Me parece que la dependencia del texto ha caracterizado a la ilustración hasta ahora. Así es como la han entendido muchos ilustradores a lo largo de la historia del libro Desde Boticceli al ilustrar La Divina Comedia, a Quentin Blake al ilustrar obras de Roald Dahl. Pasando por Doré, Tenniel, Rackham, Sendak, y tantos otros «grandes».

El público que compraba libros ilustrados debía apreciar el esfuerzo que suponía para los ilustradores ofrecer a los lectores una interpretación visual que, no por original y reveladora de un estilo o modo de hacer muy personal, pudiera considerarse «independiente» del texto.

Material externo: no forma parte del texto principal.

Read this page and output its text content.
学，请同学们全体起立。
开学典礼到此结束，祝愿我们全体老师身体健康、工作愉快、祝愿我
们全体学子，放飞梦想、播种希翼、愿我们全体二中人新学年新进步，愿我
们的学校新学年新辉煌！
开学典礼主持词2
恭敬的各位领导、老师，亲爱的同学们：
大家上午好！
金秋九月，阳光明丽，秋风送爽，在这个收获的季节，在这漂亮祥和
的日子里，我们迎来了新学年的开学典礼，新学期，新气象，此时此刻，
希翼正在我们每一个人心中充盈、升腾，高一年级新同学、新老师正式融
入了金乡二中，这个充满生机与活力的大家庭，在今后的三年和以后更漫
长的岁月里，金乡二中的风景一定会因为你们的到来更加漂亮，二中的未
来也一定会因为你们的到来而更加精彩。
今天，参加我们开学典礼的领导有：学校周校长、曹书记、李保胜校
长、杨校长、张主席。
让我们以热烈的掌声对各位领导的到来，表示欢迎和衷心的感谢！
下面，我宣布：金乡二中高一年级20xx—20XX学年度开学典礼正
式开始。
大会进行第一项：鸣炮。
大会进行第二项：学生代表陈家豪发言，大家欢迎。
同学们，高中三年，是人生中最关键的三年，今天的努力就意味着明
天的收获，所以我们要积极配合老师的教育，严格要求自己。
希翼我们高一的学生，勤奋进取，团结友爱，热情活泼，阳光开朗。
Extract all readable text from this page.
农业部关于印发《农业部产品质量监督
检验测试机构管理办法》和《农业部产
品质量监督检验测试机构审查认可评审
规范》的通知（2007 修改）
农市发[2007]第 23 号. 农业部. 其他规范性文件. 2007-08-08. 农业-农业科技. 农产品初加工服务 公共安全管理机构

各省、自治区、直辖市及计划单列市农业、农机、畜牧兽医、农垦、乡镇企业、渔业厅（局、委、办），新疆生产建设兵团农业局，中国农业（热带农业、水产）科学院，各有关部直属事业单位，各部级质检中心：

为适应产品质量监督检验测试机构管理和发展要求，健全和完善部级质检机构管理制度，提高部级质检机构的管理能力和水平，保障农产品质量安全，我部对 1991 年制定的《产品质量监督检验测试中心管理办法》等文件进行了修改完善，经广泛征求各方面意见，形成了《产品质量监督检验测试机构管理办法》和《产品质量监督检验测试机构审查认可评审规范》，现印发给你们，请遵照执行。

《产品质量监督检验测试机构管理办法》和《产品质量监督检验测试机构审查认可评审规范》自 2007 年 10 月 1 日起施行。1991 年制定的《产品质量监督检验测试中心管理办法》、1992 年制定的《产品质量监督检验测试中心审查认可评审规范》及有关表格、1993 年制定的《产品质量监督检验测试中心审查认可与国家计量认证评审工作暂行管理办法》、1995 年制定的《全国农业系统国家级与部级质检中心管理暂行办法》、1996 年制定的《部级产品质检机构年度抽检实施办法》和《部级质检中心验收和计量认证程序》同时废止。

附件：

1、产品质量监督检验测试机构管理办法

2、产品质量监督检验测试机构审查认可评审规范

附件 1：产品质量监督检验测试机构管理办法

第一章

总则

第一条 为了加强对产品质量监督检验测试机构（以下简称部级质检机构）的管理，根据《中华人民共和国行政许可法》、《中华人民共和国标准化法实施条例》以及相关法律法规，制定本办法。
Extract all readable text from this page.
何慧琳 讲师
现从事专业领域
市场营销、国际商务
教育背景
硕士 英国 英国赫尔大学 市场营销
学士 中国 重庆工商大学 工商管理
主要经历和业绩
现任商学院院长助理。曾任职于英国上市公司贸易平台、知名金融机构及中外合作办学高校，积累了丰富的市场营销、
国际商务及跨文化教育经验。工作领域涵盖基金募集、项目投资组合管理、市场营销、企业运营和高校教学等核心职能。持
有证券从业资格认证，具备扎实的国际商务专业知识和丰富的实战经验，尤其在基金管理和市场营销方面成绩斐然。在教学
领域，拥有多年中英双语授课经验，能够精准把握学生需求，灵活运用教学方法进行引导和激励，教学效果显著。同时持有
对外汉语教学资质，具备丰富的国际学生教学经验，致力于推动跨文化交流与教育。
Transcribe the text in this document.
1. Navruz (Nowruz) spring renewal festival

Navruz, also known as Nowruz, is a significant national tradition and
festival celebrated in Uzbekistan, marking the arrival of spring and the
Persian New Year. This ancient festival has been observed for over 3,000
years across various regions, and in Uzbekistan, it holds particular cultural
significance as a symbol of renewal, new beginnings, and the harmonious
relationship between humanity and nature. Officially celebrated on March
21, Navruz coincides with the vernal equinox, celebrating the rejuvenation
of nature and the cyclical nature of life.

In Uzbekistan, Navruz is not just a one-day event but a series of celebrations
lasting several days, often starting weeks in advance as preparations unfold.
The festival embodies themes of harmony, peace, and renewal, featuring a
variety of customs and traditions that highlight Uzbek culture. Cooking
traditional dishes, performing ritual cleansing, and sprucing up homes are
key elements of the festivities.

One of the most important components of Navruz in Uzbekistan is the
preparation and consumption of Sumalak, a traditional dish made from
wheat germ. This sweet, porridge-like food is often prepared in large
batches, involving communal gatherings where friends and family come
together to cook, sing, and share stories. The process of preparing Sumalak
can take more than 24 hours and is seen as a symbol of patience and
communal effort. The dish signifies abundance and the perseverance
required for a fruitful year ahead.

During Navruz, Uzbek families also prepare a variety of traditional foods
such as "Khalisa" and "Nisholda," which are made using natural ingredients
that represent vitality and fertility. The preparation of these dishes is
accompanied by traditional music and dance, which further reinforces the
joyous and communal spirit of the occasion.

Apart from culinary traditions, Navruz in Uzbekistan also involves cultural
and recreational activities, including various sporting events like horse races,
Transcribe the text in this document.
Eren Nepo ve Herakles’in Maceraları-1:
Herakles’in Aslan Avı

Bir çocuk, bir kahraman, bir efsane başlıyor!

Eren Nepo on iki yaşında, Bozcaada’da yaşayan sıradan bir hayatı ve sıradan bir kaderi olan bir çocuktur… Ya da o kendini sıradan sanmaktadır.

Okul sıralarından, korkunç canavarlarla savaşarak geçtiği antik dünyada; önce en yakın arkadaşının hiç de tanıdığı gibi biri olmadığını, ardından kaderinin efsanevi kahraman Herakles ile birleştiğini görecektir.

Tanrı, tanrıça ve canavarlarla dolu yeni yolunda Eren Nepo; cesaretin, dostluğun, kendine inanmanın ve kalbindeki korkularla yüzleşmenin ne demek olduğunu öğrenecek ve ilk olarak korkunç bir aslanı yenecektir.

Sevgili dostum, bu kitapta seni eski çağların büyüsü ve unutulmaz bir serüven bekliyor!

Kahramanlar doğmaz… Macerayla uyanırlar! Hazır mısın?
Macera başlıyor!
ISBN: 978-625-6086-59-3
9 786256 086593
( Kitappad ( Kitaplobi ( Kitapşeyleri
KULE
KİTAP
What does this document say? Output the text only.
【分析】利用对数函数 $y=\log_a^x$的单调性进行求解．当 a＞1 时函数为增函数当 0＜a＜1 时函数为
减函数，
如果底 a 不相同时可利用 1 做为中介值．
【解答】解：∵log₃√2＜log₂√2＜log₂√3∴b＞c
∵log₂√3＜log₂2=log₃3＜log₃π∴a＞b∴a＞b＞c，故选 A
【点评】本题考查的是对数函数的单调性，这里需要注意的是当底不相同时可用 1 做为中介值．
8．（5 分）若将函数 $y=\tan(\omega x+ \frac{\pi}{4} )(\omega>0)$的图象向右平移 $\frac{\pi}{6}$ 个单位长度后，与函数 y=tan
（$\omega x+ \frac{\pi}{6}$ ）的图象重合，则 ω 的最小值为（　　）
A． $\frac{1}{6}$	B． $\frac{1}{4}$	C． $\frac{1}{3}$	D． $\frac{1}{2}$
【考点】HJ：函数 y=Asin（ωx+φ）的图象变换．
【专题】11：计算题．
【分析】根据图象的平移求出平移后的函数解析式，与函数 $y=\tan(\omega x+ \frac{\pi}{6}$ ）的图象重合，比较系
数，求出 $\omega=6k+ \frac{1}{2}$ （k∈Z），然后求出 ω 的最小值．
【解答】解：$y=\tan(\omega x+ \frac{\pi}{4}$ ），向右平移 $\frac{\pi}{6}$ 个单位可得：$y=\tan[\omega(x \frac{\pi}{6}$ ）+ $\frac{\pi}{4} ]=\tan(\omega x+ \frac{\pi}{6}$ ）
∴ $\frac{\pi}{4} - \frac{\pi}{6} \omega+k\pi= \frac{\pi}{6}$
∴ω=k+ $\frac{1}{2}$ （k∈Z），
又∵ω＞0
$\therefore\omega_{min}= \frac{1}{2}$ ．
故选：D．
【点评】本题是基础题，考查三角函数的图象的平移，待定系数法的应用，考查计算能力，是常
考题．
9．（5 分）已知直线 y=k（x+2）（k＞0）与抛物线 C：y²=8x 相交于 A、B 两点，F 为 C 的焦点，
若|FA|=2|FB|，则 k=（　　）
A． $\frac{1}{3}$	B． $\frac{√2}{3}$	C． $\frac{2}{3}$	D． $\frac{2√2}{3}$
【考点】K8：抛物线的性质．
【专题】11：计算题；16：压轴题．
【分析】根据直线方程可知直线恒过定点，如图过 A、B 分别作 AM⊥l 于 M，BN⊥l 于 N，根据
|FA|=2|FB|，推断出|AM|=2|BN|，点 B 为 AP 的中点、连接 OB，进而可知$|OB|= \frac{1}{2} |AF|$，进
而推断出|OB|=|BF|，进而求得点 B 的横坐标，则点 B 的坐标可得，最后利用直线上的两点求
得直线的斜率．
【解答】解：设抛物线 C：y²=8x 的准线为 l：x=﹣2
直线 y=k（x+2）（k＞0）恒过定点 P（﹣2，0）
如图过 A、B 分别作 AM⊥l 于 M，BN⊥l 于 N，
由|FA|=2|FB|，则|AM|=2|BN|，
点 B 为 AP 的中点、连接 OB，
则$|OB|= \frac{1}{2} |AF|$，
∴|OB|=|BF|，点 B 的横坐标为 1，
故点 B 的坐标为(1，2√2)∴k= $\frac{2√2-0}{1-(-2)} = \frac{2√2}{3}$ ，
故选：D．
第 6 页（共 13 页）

Mi amigo me haría ver que, al aceptar que nuestro trabajo está en estrecha relación de dependencia del texto, estoy dando alas a quienes están convencidos de que lo que hacemos es una especie de «texto figurado», que traduce fielmente el texto literario, y me insistiría en que hay que remarcar claramente que la imagen no es la traducción visual de la palabra ni su valor está en eso.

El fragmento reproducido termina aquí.